What is the best and most suitable finishing to put on a solid oak kitchen worktop.

There have been a lot of people who have put in solid worktops. and wondered what kind of finishing they have put on it

Thanks

Chris


----------



## Von Ryan (13 Jun 2012)

I used Liberon Finishing oil, messed up one time when I forgot to wipe it off but cleaned and reapplied and good as gold.


----------



## chippymart (13 Jun 2012)

I prefer Osmo's Top oil. Found the most durable to stop water penetration and doesn't smell awful like danish oil etc.


----------



## Tomyjoiner (13 Jun 2012)

I use danish when i do kitchens just a bit of an unplesant smell.


----------



## Mcluma (13 Jun 2012)

The wife bought some danish oil and a lint free cloth so i will have a go with that

Thanks for the replies


----------



## Mcluma (15 Jun 2012)

She has put a first coat on it this morning and it looks stunning. 2 more coats and it should be done


----------



## Mcluma (15 Jun 2012)

Its got now two coats of Danish oil on it (top side and bottom)
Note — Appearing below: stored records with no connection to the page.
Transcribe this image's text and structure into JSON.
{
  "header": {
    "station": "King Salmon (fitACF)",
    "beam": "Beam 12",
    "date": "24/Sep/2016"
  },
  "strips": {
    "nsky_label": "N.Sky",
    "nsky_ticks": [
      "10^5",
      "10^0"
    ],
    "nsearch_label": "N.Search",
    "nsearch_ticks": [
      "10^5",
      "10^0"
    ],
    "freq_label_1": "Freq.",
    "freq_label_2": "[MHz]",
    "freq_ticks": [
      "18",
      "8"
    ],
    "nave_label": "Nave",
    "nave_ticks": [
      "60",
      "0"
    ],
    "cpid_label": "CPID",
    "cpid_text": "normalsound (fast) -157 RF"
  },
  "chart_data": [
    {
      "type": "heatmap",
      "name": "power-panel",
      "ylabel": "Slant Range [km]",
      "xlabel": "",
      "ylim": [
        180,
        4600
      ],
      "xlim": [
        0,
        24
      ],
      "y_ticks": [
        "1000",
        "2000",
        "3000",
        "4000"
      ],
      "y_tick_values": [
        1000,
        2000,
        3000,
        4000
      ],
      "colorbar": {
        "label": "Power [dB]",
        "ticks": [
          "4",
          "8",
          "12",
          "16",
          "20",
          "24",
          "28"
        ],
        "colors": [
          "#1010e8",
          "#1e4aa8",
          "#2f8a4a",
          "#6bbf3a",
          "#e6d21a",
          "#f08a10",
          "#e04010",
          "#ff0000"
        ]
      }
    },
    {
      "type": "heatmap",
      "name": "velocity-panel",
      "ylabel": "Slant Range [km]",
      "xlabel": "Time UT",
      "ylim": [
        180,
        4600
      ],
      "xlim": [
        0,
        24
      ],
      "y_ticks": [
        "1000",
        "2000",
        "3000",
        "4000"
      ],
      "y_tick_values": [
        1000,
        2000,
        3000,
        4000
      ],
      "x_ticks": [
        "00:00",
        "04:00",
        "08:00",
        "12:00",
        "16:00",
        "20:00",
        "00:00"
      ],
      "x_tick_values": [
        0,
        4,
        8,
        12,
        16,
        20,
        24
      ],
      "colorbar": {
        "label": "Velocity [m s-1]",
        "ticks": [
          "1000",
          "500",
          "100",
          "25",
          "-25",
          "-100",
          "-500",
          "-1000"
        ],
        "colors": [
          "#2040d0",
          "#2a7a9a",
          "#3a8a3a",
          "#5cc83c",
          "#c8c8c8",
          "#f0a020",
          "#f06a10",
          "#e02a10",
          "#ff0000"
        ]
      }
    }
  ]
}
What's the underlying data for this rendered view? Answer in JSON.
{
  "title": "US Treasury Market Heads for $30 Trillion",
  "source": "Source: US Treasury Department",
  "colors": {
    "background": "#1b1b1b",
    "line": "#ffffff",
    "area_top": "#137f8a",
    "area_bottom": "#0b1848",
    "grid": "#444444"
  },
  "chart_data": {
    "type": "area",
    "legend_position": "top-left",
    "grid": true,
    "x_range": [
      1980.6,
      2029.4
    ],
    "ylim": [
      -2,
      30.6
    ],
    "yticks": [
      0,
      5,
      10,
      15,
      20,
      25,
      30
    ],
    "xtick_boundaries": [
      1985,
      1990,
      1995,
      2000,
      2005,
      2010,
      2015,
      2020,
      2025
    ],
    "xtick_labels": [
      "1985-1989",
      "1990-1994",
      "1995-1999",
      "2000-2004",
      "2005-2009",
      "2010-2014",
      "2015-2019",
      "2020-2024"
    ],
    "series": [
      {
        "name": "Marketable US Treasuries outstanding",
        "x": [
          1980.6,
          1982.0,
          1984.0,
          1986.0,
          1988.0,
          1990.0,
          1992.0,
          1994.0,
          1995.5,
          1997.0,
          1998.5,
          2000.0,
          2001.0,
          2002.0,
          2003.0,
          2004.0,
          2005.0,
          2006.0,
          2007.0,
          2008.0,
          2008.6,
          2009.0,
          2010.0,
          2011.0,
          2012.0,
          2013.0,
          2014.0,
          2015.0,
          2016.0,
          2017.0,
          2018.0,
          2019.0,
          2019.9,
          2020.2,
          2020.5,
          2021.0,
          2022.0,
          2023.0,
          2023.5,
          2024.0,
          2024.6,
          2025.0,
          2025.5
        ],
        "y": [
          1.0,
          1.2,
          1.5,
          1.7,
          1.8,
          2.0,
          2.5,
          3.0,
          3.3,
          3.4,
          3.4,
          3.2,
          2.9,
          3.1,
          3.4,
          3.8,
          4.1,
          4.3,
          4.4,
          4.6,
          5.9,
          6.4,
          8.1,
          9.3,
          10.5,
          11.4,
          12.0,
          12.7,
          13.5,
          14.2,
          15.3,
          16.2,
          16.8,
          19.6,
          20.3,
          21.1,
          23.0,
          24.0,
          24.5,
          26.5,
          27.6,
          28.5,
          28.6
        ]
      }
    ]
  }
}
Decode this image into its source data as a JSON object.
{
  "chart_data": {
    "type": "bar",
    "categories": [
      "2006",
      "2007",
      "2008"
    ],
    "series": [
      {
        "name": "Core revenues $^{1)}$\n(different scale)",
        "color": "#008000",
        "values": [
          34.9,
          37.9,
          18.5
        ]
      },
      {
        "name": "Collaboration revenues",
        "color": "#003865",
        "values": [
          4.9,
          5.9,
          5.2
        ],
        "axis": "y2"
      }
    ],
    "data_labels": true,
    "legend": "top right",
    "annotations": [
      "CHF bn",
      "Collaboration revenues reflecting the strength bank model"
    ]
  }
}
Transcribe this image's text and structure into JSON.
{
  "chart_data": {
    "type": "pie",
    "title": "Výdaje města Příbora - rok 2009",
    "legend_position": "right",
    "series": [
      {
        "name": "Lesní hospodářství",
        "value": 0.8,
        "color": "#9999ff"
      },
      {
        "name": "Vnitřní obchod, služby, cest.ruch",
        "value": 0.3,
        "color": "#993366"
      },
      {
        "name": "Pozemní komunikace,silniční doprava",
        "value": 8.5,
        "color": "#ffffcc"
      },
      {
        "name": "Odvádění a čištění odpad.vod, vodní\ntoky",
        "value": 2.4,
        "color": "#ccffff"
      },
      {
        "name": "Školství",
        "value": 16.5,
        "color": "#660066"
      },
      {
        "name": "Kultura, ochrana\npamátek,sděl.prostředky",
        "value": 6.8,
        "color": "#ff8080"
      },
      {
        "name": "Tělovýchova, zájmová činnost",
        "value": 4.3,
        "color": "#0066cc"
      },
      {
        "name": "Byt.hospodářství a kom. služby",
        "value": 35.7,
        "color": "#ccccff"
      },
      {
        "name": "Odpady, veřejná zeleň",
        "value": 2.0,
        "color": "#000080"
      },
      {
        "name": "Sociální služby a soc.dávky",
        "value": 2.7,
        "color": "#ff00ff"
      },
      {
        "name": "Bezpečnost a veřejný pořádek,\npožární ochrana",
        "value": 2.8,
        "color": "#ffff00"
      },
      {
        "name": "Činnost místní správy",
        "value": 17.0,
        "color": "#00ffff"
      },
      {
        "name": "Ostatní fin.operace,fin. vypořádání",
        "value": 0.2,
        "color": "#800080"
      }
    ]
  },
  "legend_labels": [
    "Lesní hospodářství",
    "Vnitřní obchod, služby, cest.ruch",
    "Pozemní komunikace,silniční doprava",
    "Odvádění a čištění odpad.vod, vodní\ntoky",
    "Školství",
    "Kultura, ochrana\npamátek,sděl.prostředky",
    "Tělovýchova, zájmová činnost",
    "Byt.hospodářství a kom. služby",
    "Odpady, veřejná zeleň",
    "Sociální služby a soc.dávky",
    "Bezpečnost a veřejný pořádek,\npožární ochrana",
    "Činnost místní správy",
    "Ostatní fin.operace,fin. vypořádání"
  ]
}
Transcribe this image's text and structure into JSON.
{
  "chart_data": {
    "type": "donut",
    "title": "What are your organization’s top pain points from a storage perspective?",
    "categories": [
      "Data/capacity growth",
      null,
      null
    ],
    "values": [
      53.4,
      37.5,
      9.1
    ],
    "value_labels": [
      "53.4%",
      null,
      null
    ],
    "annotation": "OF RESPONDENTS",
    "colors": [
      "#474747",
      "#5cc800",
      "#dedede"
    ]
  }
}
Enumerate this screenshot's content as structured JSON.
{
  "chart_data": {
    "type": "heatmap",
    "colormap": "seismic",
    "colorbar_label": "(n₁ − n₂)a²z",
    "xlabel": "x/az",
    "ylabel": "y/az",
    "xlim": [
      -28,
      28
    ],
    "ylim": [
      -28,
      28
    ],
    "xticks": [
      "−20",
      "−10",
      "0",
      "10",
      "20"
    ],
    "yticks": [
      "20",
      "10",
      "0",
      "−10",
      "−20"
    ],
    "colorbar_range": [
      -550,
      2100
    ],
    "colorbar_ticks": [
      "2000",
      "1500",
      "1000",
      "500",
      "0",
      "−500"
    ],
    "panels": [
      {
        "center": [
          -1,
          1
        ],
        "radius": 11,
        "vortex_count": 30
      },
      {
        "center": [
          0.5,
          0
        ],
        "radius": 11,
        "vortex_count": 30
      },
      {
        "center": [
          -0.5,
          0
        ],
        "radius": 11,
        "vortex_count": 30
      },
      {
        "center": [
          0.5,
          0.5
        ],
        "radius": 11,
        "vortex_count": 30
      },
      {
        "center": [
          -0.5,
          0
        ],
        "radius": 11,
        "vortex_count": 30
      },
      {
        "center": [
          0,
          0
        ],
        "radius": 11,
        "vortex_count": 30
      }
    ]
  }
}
How many coats do you reckon it needs?




Untitled by mcluma, on Flickr




Untitled by mcluma, on Flickr


----------



## Bradshaw Joinery (18 Jun 2012)

Three on everything before installing, then three more when in place.


----------



## Stormer1940 (22 Jun 2012)

Personally I swear by the Osmo Top Oil as Mart advised on. 
A bit more expensive than Danish but in my opinion a better product. 
3 - 4 coats by brush tops with OSMO.
They all do a base layer product for areas that are subject to more moisture i.e. Sinks, dish washer.


----------



## Mcluma (22 Jun 2012)

I have now five coats on it, top and bottom


----------